Commercial bank officials and economic analysts said the economy was going through a period of adjustment with interest rates coming down after staying high for a long period and that the government has a delicate balancing act in catering to the interests of borrowers and depositors.

Rates are falling not only because the Central Bank has been gradually bringing down its benchmark rates but also because of excess liquidity in the market given the inflows of foreign funds.

Borrowers and depositors still complain that banks continue to maintain high margins but bankers defended their position saying they had reduced rates to good clients and that margins were not excessive given their high costs and provisioning for reserve requirements and bad loans.

"We can really lend only 60 percent of our deposits since the rest is locked up in meeting reserve or liquidity requirements and do not earn interest," said Gaston Gunawardena of the Sri Lanka Bankers' Association.

"Our lending rates are not very high. Except for unsecured overdrafts or temporary overdrafts, no bank charges more than 20 percent for loans," He said that despite the appearance that banks were making excessive profits their profits were less than one percent of assets. Banks were also compelled to tie up funds for bad loan provisioning.

"In many parts of the world defaulters are brought to courts very fast because their legal systems are much faster than ours." P.G. Hemachandra, administrative secretary of the All Ceylon Pensioners' Society, said pensioners who had deposits in state banks had no option since shifting their money to private banks entailed higher risk and because they did not have enough money for other investments with higher returns such as stocks.

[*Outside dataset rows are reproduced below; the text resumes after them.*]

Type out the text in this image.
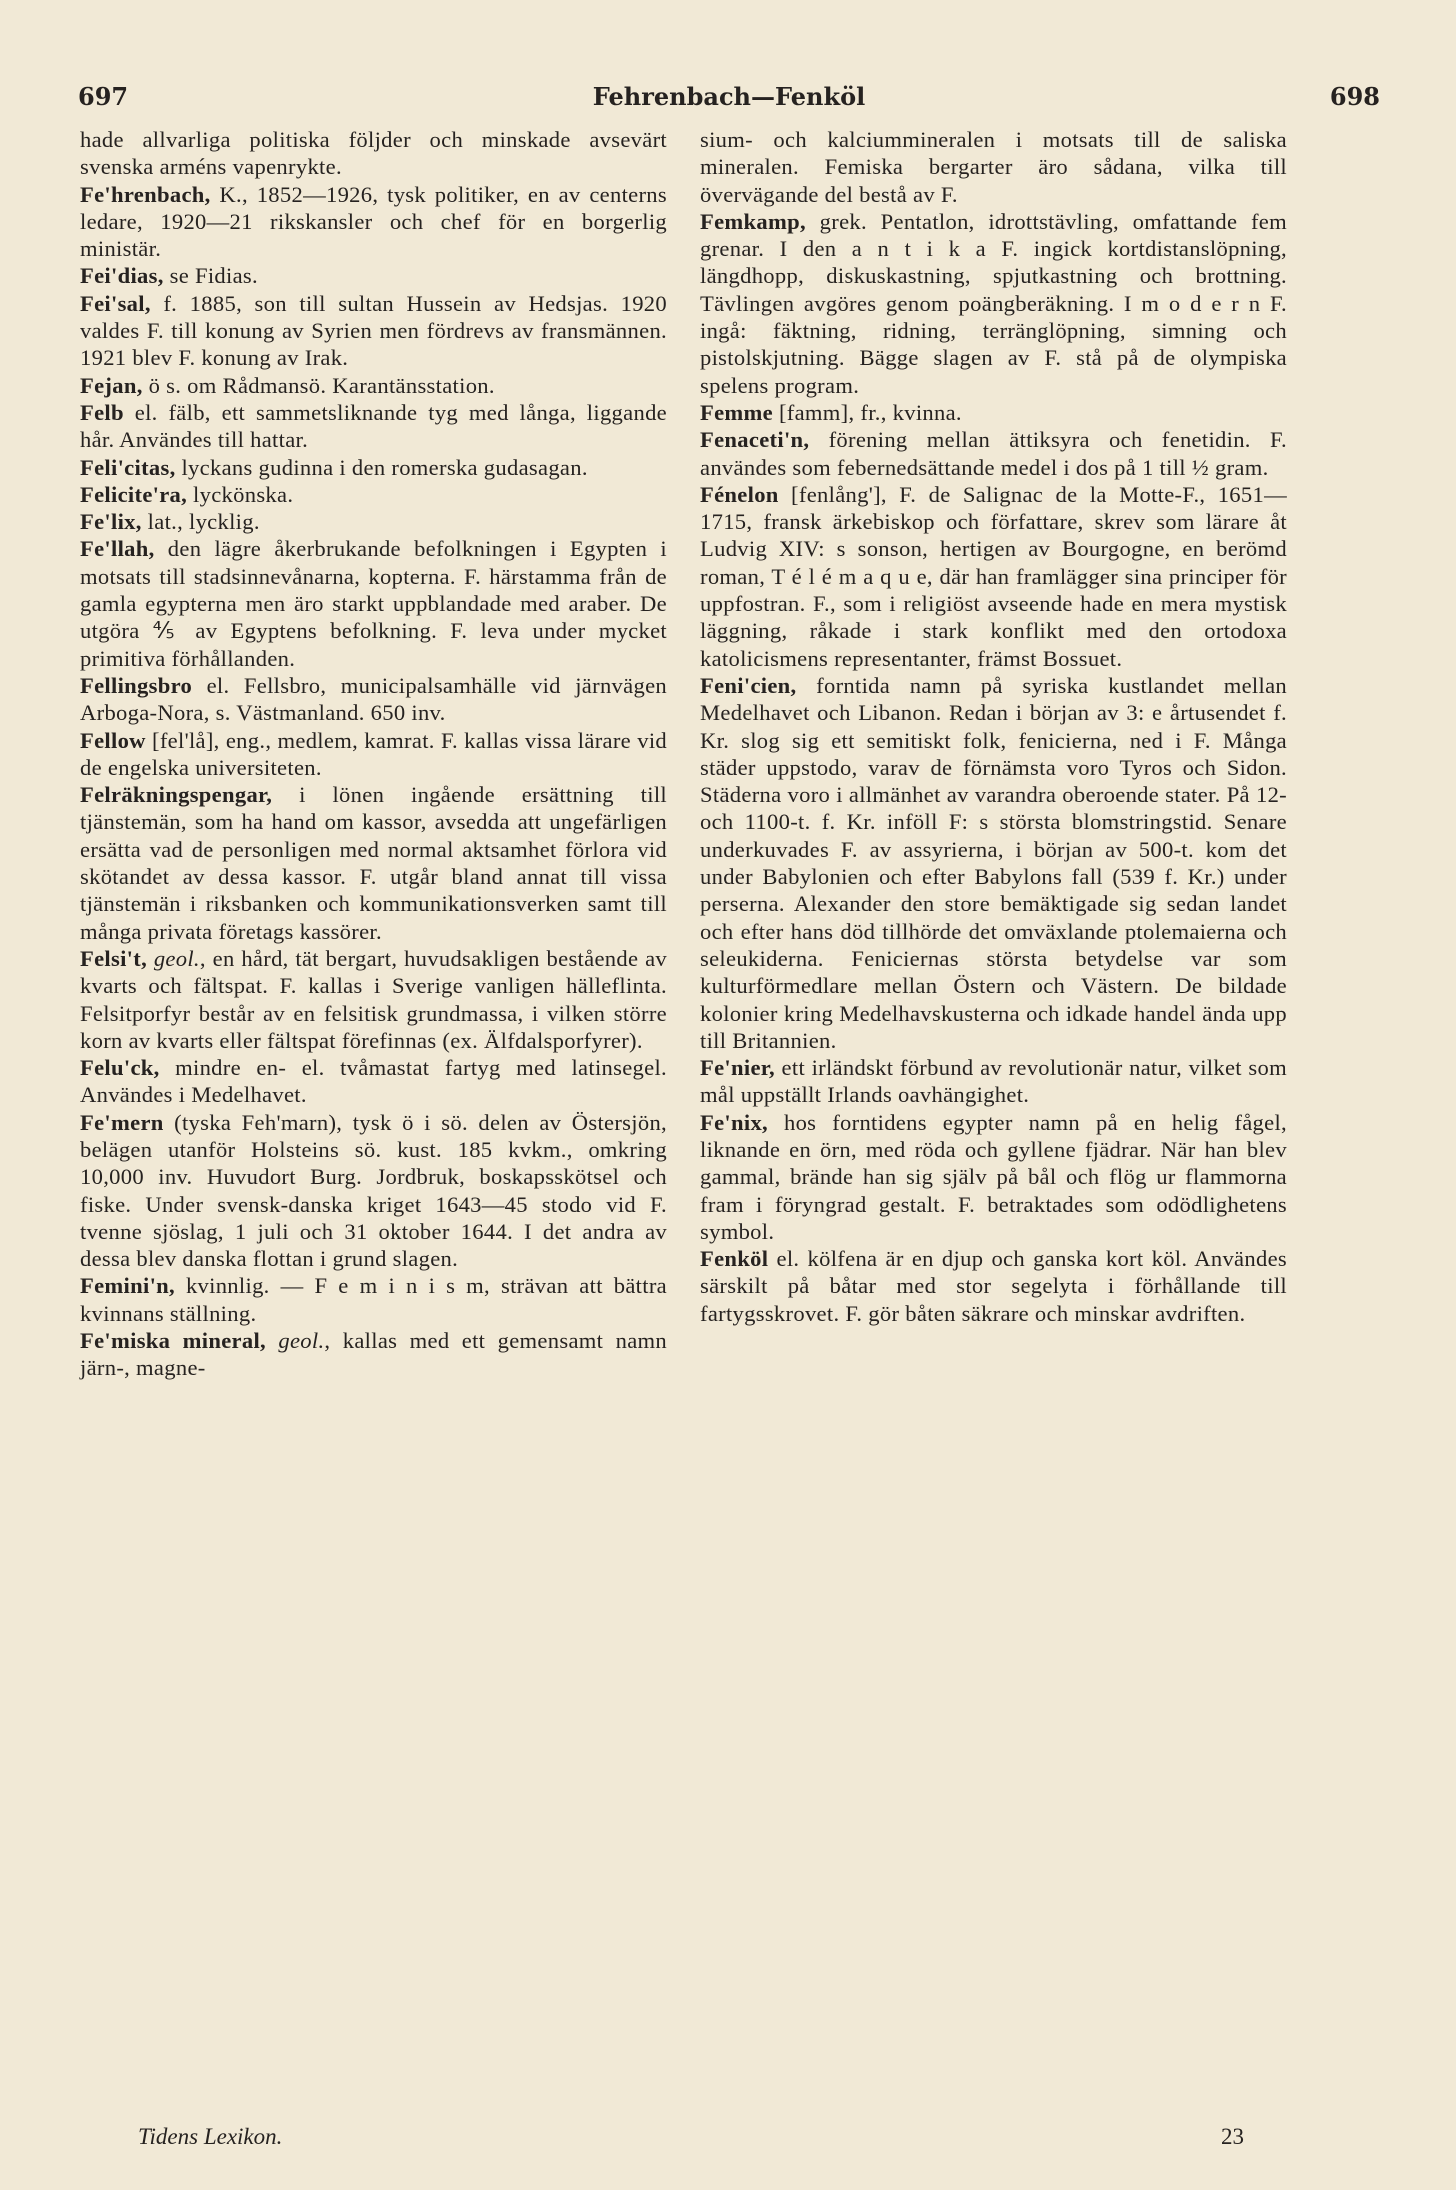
697	Fehrenbach—Fenköl	698

hade allvarliga politiska följder och minskade avsevärt svenska arméns vapenrykte.

Fe'hrenbach, K., 1852—1926, tysk politiker, en av centerns ledare, 1920—21 rikskansler och chef för en borgerlig ministär.

Fei'dias, se Fidias.

Fei'sal, f. 1885, son till sultan Hussein av Hedsjas. 1920 valdes F. till konung av Syrien men fördrevs av fransmännen. 1921 blev F. konung av Irak.

Fejan, ö s. om Rådmansö. Karantänsstation.

Felb el. fälb, ett sammetsliknande tyg med långa, liggande hår. Användes till hattar.

Feli'citas, lyckans gudinna i den romerska gudasagan.

Felicite'ra, lyckönska.

Fe'lix, lat., lycklig.

Fe'llah, den lägre åkerbrukande befolkningen i Egypten i motsats till stadsinnevånarna, kopterna. F. härstamma från de gamla egypterna men äro starkt uppblandade med araber. De utgöra ⅘ av Egyptens befolkning. F. leva under mycket primitiva förhållanden.

Fellingsbro el. Fellsbro, municipalsamhälle vid järnvägen Arboga-Nora, s. Västmanland. 650 inv.

Fellow [fel'lå], eng., medlem, kamrat. F. kallas vissa lärare vid de engelska universiteten.

Felräkningspengar, i lönen ingående ersättning till tjänstemän, som ha hand om kassor, avsedda att ungefärligen ersätta vad de personligen med normal aktsamhet förlora vid skötandet av dessa kassor. F. utgår bland annat till vissa tjänstemän i riksbanken och kommunikationsverken samt till många privata företags kassörer.

Felsi't, geol., en hård, tät bergart, huvudsakligen bestående av kvarts och fältspat. F. kallas i Sverige vanligen hälleflinta. Felsitporfyr består av en felsitisk grundmassa, i vilken större korn av kvarts eller fältspat förefinnas (ex. Älfdalsporfyrer).

Felu'ck, mindre en- el. tvåmastat fartyg med latinsegel. Användes i Medelhavet.

Fe'mern (tyska Feh'marn), tysk ö i sö. delen av Östersjön, belägen utanför Holsteins sö. kust. 185 kvkm., omkring 10,000 inv. Huvudort Burg. Jordbruk, boskapsskötsel och fiske. Under svensk-danska kriget 1643—45 stodo vid F. tvenne sjöslag, 1 juli och 31 oktober 1644. I det andra av dessa blev danska flottan i grund slagen.

Femini'n, kvinnlig. — F e m i n i s m, strävan att bättra kvinnans ställning.

Fe'miska mineral, geol., kallas med ett gemensamt namn järn-, magne-

sium- och kalciummineralen i motsats till de saliska mineralen. Femiska bergarter äro sådana, vilka till övervägande del bestå av F.

Femkamp, grek. Pentatlon, idrottstävling, omfattande fem grenar. I den a n t i k a F. ingick kortdistanslöpning, längdhopp, diskuskastning, spjutkastning och brottning. Tävlingen avgöres genom poängberäkning. I m o d e r n F. ingå: fäktning, ridning, terränglöpning, simning och pistolskjutning. Bägge slagen av F. stå på de olympiska spelens program.

Femme [famm], fr., kvinna.

Fenaceti'n, förening mellan ättiksyra och fenetidin. F. användes som febernedsättande medel i dos på 1 till ½ gram.

Fénelon [fenlång'], F. de Salignac de la Motte-F., 1651—1715, fransk ärkebiskop och författare, skrev som lärare åt Ludvig XIV: s sonson, hertigen av Bourgogne, en berömd roman, T é l é m a q u e, där han framlägger sina principer för uppfostran. F., som i religiöst avseende hade en mera mystisk läggning, råkade i stark konflikt med den ortodoxa katolicismens representanter, främst Bossuet.

Feni'cien, forntida namn på syriska kustlandet mellan Medelhavet och Libanon. Redan i början av 3: e årtusendet f. Kr. slog sig ett semitiskt folk, fenicierna, ned i F. Många städer uppstodo, varav de förnämsta voro Tyros och Sidon. Städerna voro i allmänhet av varandra oberoende stater. På 12- och 1100-t. f. Kr. inföll F: s största blomstringstid. Senare underkuvades F. av assyrierna, i början av 500-t. kom det under Babylonien och efter Babylons fall (539 f. Kr.) under perserna. Alexander den store bemäktigade sig sedan landet och efter hans död tillhörde det omväxlande ptolemaierna och seleukiderna. Feniciernas största betydelse var som kulturförmedlare mellan Östern och Västern. De bildade kolonier kring Medelhavskusterna och idkade handel ända upp till Britannien.

Fe'nier, ett irländskt förbund av revolutionär natur, vilket som mål uppställt Irlands oavhängighet.

Fe'nix, hos forntidens egypter namn på en helig fågel, liknande en örn, med röda och gyllene fjädrar. När han blev gammal, brände han sig själv på bål och flög ur flammorna fram i föryngrad gestalt. F. betraktades som odödlighetens symbol.

Fenköl el. kölfena är en djup och ganska kort köl. Användes särskilt på båtar med stor segelyta i förhållande till fartygsskrovet. F. gör båten säkrare och minskar avdriften.

Tidens Lexikon.	23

"We have been badly affected because interest rates have come down. We can't manage with our pensions," said Hemachandra, a Postal Department employee who retired in 1973. Upali S. Jayasekera, president of the society, said rates have come down partly owing to the stabilisation of the economy.

"So in one way you must be satisfied that the economy is improving as that benefits the whole country. But pensioners find it difficult to cope with the rising cost of living.
However, we're not affected by lower interest rates because very few pensioners have deposits."

Economic analysts said lower interest rates were a combination of both reduced government rates and excess liquidity. "The government is being very cautious in its operations and there has been a general improvement in its cash management," an analyst said.

"Lending rates have indeed fallen but they have been a bit slow in doing so. Banks say they have high costs and provisioning for bad loans and therefore can't reduce rates as much as expected. They also say sometimes they do not want to reduce rates too much to clients who are not credit worthy in order to discourage bad loans."

"We have reduced rates but because of the risk factor we can't quote the same rate to everybody," said a senior Commercial Bank official. "All our prime clients - the risk factor is minimal. But we have an obligation to safeguard depositors' funds.
"When interest rates come down there'll be a different impact on different sectors of the economy. Borrowers will be happy but depositors, including pensioners, will be unhappy. Policy makers have to maintain a balance."